Самиздат: [Регистрация] [Найти] [Рейтинги] [Обсуждения] [Новинки] [Обзоры] [Помощь|Техвопросы]
Ссылки:
Школа кожевенного мастерства: сумки, ремни своими руками
 Ваша оценка:

  Бессонница Љ3.
  (Русалочье).
  
  "Если б мои не болели мозги, я бы заснуть не прочь..."
  Н. Рубцов
  
  Познакомились мы в маленьком городке на Волге, куда я приехал с другом Геной. Он навещал свою тетку, я согласился поехать с ним, чтобы убить пару недель между окончанием практики и началом семестра. Веру я встретил у желтой цистерны с квасом, какие только в таких провинциальных городках и остались. Она была с подругой, квас был мутный и теплый, день неприлично жаркий для наших северных широт. Я пытался интересничать, бравировал московскими повадками, девушки делали вид, что им все равно. С первого раза мы категорически друг другу не понравились.
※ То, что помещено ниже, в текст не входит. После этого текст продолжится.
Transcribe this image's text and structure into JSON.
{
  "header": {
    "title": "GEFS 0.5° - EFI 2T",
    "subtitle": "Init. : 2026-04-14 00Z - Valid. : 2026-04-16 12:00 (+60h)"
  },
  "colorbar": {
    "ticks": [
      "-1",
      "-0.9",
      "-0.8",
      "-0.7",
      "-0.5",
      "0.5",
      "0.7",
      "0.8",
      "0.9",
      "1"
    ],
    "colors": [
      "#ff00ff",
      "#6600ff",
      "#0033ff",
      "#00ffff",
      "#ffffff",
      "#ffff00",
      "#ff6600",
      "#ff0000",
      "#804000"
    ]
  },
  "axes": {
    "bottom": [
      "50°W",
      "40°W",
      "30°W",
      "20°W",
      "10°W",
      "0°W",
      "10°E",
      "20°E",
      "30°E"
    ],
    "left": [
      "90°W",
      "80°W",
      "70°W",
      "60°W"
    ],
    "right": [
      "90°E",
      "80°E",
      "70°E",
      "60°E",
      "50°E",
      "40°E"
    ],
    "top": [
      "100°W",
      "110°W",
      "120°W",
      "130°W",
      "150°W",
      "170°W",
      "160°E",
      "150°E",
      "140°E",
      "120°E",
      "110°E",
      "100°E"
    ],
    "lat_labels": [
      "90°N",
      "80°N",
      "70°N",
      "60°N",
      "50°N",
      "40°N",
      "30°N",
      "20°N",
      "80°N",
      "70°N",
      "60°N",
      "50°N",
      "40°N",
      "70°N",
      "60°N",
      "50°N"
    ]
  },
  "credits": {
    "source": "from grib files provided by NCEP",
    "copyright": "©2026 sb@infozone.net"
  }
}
Через два дня эти же девчонки встретились нам с Геной на дискотеке в местном ДК. Помню, я затанцевал Веру досмерти. Попутно мы успели повздорить, а затем помириться с какими-то местными пэтэушниками. Потом пошли провожать девчонок на другой конец города и заблудились, - как выяснилось, топографию родных мест аборигенки себе совершенно не представляли. Почти случайно, через какие-то буреломы и буераки, мы вылезли к трем стоящим над обрывом хрущевкам, гордо именуемым "микрорайон Заречный". Попрощались и разошлись.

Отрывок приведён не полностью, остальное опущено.